While this technology has proven to help reduce medication errors among hospitalized patients, it is not routinely used in emergency departments because many are not fully integrated with electronic medical records.
"One observational study we reviewed showed that medication errors reach nearly 6 out of 10 patients seen in the average emergency department in the United States," said Dr. Susan Moffatt-Bruce, chief quality and patient safety officer at Ohio State's Wexner Medical Center and senior author of the study. "About a third of those errors occur while the medication is being administered, so certainly there is opportunity for improving patient safety."
For their study, recently published online by the Society for Academic Emergency Medicine, the researchers observed nearly two thousand medication administrations in Ohio State's Wexner Medical Center's emergency department before and after BCMA was implemented as part of a new electronic medical record system in 2011. Before bar coding, the baseline medication administration error rate was 6.3 percent (63 cases) with a majority being wrong dose errors. Of those errors, only one case required intervention.
"We had anticipated a higher medication administration error rate in an emergency department due to the speed and complexity of the care process in that emergent setting," said Robert Weber, senior director of pharmacy services at Ohio State's Wexner Medical Center and a co-author of the study.
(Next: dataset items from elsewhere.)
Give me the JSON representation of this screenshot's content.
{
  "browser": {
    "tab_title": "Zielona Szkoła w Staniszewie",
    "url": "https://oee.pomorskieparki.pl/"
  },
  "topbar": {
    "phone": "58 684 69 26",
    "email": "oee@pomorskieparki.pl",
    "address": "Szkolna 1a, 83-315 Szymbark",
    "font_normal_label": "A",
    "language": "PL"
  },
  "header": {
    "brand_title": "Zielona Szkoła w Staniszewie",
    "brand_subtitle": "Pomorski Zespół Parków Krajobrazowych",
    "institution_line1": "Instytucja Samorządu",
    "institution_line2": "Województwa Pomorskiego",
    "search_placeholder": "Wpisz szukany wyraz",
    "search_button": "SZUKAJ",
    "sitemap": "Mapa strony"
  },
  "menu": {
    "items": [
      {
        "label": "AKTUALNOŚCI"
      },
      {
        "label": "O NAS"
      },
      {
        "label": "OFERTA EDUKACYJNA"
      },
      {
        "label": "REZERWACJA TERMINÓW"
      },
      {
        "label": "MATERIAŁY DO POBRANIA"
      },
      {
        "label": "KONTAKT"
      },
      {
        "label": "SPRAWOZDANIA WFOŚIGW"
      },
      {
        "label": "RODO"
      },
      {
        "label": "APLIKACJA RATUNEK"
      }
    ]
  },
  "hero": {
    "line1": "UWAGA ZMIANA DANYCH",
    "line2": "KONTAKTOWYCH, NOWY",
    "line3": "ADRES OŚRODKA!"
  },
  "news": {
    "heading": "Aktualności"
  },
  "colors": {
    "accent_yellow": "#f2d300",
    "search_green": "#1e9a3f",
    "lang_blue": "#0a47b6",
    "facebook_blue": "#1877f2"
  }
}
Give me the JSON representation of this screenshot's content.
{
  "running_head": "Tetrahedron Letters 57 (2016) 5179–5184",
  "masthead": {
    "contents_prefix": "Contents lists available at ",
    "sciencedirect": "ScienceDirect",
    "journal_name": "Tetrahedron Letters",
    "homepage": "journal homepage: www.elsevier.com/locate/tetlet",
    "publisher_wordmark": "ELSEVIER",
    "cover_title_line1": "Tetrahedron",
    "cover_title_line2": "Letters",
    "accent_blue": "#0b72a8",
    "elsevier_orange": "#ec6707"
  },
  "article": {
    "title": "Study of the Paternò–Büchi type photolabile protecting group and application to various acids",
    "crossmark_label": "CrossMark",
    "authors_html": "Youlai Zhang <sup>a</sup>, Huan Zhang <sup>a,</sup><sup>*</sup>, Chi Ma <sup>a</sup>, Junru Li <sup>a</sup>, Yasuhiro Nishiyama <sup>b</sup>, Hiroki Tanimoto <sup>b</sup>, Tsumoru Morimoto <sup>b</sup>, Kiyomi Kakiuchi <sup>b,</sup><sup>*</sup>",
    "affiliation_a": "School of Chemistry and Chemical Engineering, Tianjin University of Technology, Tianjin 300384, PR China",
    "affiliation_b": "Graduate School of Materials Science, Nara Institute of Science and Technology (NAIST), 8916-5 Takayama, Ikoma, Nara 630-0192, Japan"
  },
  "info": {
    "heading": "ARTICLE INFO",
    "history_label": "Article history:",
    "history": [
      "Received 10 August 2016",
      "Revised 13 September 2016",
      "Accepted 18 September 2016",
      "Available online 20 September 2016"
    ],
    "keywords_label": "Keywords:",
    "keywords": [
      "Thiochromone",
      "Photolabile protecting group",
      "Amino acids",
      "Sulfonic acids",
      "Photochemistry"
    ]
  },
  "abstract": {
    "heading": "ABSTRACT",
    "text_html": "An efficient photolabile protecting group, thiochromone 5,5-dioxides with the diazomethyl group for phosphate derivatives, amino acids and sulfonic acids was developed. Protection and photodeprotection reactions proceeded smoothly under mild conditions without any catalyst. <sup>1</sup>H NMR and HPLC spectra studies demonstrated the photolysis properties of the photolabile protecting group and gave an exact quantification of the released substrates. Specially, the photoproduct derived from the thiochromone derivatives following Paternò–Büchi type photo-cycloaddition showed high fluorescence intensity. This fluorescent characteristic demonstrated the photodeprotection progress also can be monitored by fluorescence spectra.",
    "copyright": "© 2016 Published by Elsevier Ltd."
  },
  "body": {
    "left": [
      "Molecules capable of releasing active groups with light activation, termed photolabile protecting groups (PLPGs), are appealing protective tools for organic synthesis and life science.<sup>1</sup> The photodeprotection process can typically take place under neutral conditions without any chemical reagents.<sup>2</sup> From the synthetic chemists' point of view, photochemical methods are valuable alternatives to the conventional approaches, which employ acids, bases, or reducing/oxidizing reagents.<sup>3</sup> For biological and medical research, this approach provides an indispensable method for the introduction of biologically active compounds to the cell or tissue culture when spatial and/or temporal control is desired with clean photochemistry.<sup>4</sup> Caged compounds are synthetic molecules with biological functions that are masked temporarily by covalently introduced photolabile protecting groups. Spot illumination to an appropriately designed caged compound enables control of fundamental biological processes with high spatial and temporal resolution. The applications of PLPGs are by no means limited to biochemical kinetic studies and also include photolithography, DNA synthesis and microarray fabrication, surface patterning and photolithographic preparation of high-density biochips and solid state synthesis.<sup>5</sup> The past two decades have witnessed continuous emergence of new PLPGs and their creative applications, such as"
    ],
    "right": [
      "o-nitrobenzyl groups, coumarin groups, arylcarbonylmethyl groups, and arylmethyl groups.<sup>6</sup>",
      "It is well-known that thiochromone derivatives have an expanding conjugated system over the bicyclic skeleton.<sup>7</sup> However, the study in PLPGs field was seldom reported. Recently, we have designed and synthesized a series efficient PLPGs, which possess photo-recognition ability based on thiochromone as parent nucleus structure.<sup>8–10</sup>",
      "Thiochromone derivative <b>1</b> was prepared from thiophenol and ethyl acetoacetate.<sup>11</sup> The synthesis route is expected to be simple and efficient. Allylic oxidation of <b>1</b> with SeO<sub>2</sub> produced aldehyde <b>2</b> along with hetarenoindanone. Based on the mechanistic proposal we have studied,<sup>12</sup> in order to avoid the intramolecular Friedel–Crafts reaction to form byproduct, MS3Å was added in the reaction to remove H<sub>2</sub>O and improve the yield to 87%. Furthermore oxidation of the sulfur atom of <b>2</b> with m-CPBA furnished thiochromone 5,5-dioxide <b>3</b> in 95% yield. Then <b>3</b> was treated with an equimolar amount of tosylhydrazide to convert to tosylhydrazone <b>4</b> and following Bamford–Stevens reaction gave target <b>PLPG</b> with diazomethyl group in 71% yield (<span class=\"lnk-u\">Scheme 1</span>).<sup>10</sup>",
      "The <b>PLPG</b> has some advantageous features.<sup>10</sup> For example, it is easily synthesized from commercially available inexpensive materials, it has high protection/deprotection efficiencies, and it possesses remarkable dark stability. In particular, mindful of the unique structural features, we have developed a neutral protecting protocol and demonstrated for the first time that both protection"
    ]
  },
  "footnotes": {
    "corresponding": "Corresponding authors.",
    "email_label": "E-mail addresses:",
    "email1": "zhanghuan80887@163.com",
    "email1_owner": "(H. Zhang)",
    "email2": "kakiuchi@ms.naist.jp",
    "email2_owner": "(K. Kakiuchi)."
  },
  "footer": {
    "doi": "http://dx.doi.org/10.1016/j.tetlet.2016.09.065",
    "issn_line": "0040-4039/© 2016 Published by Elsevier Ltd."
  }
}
After adding the use of BCMA, overall medication administration errors dropped more than 80 percent to a rate of 1.2 percent (12 cases). Wrong dose mistakes were reduced by 90 percent.
"This study demonstrates that barcode-assisted medication administration improves patient safety in an emergency department setting. As more hospitals implement this technology across their entire care systems, it's important to carefully coordinate across pharmacy, physicians and nursing to ensure success," said Moffatt-Bruce.